New protocol for disabling exception suppression
joe.darcy at oracle.com
joe.darcy at oracle.com
Mon Apr 4 19:41:34 PDT 2011
On 4/4/2011 11:33 AM, Rémi Forax wrote:
> On 04/04/2011 07:52 PM, Joe Darcy wrote:
>> Hi Remi.
>>
>> Rémi Forax wrote:
>>> [...]
>>>
>>>>>
>>>>> Reading the corresponding javadoc,
>>>>> I've found that the constructor is protected.
>>>>
>>>> That was intentional.
>>>
>>> I know. You aren't a student anymore.
>>
>> That doesn't mean I don't make mistakes from time to time ;-)
>>
>>> But I think this intention is not well grounded.
>>>
>>>>
>>>>> In my opinon, it should
>>>>> be public. All the other constructors are public, you can instantiate
>>>>> a Throwable but if you want a Throwable that don't store
>>>>> suppressed exceptions, you have to subclass it.
>>>>> I don't understand the rational of this decision.
>>>>>
>>>>
>>>> Disabling suppression is a niche capability. It does not need to
>>>> be made as easy to use as other capabilities of Throwable. If a
>>>> need arises to make the new constructor public, that can be done
>>>> compatibly in a future release.
>>>
>>> Why not now ?
>>> Again, why Throwable has to be different from one of it's subclass.
>>>
>>
>> This capability does not need to be used widely; in particular, I
>> don't think it needs to be used on instantiations of Throwable
>> objects. Any subclass of Throwable can disable exceptions so the
>> only behavioral difference between having this constructor public and
>> protected is that that objects where getClass == Throwable cannot
>> have exception suppression disabled.
>
> Yes, this is a small corner case and yes perhaps never someone will
> create a Throwable with exception suppression disabled.
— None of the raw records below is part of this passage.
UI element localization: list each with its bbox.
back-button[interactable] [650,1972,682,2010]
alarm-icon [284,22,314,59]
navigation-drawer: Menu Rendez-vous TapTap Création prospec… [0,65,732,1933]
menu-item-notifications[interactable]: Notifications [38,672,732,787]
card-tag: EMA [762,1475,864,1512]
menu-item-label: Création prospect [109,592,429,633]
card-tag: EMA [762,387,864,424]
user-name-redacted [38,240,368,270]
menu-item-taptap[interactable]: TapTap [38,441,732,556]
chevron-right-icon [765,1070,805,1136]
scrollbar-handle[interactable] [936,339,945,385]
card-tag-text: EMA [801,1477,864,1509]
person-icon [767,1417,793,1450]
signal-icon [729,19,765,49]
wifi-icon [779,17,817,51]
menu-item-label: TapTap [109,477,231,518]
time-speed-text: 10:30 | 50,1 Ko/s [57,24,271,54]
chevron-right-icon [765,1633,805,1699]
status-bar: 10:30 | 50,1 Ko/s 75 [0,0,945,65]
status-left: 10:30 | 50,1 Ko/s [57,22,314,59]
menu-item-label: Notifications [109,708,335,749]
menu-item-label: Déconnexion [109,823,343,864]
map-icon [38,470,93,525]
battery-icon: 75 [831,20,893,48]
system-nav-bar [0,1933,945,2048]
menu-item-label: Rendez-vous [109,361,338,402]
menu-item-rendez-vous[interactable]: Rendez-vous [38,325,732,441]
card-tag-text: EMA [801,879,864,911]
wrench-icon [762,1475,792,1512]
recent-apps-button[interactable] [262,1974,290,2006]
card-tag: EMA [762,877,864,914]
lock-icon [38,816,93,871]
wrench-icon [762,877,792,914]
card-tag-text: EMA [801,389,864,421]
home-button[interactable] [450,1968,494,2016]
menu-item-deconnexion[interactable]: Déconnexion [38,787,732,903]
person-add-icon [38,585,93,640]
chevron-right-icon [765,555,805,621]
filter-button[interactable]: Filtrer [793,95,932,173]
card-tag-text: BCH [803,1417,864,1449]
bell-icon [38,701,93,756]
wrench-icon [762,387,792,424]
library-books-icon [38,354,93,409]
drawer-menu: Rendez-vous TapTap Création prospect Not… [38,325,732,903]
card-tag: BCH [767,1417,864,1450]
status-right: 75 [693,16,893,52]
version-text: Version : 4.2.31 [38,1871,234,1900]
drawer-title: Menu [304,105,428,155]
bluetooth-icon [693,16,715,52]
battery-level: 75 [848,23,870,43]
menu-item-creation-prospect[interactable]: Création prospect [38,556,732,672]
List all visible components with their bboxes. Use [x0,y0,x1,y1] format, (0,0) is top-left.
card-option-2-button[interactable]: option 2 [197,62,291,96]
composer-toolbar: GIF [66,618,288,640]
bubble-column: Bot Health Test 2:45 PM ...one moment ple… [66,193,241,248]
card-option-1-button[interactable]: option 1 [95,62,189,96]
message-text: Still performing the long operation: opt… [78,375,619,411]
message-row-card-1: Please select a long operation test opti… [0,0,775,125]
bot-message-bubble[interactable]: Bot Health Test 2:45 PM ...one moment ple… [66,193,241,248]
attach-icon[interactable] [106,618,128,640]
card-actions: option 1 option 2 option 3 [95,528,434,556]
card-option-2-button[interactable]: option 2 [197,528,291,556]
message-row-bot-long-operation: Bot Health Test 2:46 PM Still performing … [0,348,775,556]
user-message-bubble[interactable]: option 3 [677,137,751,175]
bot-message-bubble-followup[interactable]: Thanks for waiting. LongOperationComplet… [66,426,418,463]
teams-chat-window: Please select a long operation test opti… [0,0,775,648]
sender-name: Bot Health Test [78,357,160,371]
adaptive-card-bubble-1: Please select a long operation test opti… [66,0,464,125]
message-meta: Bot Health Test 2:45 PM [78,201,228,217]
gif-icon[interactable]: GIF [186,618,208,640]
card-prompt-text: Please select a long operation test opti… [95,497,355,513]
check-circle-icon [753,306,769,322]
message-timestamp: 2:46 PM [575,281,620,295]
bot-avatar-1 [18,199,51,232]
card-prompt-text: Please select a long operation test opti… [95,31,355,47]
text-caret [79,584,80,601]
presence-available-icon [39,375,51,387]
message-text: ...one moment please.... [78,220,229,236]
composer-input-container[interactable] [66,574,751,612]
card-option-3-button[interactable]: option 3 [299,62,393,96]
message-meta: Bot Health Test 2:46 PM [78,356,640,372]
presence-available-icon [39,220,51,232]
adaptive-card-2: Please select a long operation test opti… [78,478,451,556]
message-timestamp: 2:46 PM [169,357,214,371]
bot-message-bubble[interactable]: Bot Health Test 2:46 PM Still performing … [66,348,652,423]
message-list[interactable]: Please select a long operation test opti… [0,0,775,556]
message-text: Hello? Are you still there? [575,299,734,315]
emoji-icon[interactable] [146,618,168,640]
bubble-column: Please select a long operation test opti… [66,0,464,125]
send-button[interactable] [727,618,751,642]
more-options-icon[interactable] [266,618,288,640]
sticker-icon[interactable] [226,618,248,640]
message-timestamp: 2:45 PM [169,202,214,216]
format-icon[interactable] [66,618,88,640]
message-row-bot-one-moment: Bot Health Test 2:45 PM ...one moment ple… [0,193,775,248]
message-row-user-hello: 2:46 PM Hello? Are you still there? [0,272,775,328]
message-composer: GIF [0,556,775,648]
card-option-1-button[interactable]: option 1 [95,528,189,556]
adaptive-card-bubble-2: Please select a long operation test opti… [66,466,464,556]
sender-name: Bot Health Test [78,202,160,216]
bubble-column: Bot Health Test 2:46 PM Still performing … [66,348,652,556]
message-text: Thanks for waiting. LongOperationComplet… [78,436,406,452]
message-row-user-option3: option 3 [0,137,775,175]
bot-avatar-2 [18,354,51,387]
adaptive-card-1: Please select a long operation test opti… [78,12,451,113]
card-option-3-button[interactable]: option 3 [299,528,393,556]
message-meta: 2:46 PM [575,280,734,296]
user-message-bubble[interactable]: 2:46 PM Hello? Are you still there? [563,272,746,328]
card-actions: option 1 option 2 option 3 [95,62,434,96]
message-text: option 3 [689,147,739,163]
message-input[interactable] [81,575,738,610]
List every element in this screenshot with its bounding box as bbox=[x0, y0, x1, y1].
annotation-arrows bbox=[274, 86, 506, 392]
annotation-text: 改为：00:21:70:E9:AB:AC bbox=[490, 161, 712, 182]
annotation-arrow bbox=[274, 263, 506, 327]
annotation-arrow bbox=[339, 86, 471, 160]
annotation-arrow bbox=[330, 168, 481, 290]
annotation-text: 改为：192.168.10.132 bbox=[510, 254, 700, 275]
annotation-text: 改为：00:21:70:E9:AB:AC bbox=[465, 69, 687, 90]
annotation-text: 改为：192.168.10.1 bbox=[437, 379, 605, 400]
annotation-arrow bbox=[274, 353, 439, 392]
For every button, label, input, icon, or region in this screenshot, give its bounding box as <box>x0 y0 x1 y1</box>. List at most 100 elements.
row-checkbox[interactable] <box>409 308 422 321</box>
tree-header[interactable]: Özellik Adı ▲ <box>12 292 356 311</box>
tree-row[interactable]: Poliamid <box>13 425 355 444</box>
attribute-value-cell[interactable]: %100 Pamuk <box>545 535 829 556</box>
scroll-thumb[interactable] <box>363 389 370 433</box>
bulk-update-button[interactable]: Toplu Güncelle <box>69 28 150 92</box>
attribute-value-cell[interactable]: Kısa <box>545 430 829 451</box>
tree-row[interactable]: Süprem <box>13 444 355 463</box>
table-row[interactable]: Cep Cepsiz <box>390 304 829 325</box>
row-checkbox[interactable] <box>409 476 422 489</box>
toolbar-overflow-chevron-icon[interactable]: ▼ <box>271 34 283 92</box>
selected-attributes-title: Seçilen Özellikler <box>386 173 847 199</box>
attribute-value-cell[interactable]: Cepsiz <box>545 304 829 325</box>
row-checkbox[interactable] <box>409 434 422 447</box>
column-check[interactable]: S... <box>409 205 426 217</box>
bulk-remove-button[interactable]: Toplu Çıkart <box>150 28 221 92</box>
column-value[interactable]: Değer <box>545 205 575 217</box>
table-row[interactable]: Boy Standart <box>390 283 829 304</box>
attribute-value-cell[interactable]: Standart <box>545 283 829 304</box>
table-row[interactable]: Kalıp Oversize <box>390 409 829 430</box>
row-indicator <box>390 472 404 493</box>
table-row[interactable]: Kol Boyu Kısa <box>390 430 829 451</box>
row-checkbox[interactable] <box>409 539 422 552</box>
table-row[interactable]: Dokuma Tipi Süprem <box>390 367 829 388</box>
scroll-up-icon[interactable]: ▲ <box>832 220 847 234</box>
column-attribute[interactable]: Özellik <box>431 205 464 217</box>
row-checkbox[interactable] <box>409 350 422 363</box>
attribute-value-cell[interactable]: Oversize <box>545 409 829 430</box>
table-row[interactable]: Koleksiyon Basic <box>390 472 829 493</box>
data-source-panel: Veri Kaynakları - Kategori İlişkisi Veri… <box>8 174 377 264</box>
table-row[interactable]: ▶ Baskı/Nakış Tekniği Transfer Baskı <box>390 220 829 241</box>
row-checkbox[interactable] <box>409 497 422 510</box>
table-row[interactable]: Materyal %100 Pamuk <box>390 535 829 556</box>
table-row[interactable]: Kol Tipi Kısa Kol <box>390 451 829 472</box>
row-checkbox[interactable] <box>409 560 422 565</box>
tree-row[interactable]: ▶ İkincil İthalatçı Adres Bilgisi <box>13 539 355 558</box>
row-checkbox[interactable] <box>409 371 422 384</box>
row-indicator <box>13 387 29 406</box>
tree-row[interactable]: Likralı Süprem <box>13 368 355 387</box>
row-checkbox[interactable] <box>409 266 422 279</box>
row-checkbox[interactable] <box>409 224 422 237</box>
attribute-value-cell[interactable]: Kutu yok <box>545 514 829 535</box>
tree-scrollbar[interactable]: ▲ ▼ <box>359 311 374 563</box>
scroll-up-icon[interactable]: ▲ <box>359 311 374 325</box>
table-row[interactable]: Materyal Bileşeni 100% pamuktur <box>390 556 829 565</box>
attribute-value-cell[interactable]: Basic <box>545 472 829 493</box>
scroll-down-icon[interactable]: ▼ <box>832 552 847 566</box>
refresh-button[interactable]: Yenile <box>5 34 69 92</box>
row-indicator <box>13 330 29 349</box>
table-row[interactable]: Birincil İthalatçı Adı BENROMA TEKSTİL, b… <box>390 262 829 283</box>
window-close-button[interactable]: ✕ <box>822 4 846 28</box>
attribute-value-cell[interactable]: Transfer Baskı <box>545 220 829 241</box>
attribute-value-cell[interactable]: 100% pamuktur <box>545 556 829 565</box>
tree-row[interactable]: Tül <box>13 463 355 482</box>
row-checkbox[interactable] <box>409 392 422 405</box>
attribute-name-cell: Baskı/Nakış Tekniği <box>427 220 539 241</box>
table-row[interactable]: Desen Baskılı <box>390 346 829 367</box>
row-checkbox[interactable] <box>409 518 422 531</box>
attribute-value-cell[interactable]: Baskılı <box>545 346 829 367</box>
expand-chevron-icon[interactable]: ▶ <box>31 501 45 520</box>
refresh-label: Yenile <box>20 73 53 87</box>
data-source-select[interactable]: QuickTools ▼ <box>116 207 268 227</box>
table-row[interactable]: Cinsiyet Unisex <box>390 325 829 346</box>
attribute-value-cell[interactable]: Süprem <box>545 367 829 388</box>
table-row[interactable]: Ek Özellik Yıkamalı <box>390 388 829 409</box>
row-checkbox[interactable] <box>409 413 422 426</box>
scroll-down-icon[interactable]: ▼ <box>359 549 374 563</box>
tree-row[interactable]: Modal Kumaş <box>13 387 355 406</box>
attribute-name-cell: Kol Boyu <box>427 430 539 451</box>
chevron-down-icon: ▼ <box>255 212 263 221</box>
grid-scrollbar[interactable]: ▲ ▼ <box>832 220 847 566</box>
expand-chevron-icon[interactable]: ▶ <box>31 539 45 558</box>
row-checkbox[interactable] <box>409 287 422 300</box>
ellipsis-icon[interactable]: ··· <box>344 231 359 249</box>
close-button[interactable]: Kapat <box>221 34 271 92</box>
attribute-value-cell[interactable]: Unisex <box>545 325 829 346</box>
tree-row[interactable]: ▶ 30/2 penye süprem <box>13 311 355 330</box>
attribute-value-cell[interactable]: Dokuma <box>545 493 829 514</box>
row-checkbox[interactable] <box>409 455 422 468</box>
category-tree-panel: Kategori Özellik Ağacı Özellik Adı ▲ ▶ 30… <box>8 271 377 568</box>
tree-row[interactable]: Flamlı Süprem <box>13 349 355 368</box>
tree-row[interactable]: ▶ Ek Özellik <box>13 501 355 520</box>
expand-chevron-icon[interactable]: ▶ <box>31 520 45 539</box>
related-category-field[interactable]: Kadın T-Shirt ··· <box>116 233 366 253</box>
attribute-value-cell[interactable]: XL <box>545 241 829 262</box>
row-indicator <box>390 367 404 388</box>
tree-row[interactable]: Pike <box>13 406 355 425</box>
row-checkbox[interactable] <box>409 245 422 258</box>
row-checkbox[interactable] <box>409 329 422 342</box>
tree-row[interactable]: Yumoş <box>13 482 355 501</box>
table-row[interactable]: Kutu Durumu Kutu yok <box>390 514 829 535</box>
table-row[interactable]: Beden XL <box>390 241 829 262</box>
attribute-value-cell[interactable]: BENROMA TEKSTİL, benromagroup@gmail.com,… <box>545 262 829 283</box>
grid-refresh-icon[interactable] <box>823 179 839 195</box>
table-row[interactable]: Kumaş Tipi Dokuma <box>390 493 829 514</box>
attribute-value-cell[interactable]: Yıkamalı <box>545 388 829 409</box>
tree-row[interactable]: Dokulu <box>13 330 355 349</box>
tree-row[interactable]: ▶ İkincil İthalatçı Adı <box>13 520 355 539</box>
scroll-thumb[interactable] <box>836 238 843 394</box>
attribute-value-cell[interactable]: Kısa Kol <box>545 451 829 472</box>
> But those who design Throwable had thunk that create a Throwable with
> new make sense, so for completeness
> one should be able to create a Throwable with exception suppression
> disabled.
>
> By declaring the constructor as protected you add a special rule, you
> increase the entropy of the Throwable API
> without, in my opinion, any benefit.
>
I could see an argument for adding analogous protected constructors to
java.lang.{Exception, RuntimeException, Error} to allow non-platform
exceptions to control this behavior. However, just as not all exception
types have a full complement of the existing four Throwable
constructors, very, very few exceptions types need a constructor that
allows suppression to be disabled. In particular, there are no plans to
go through and retrofit a bunch of these constructors into the majority
of the exception types defined in the platform.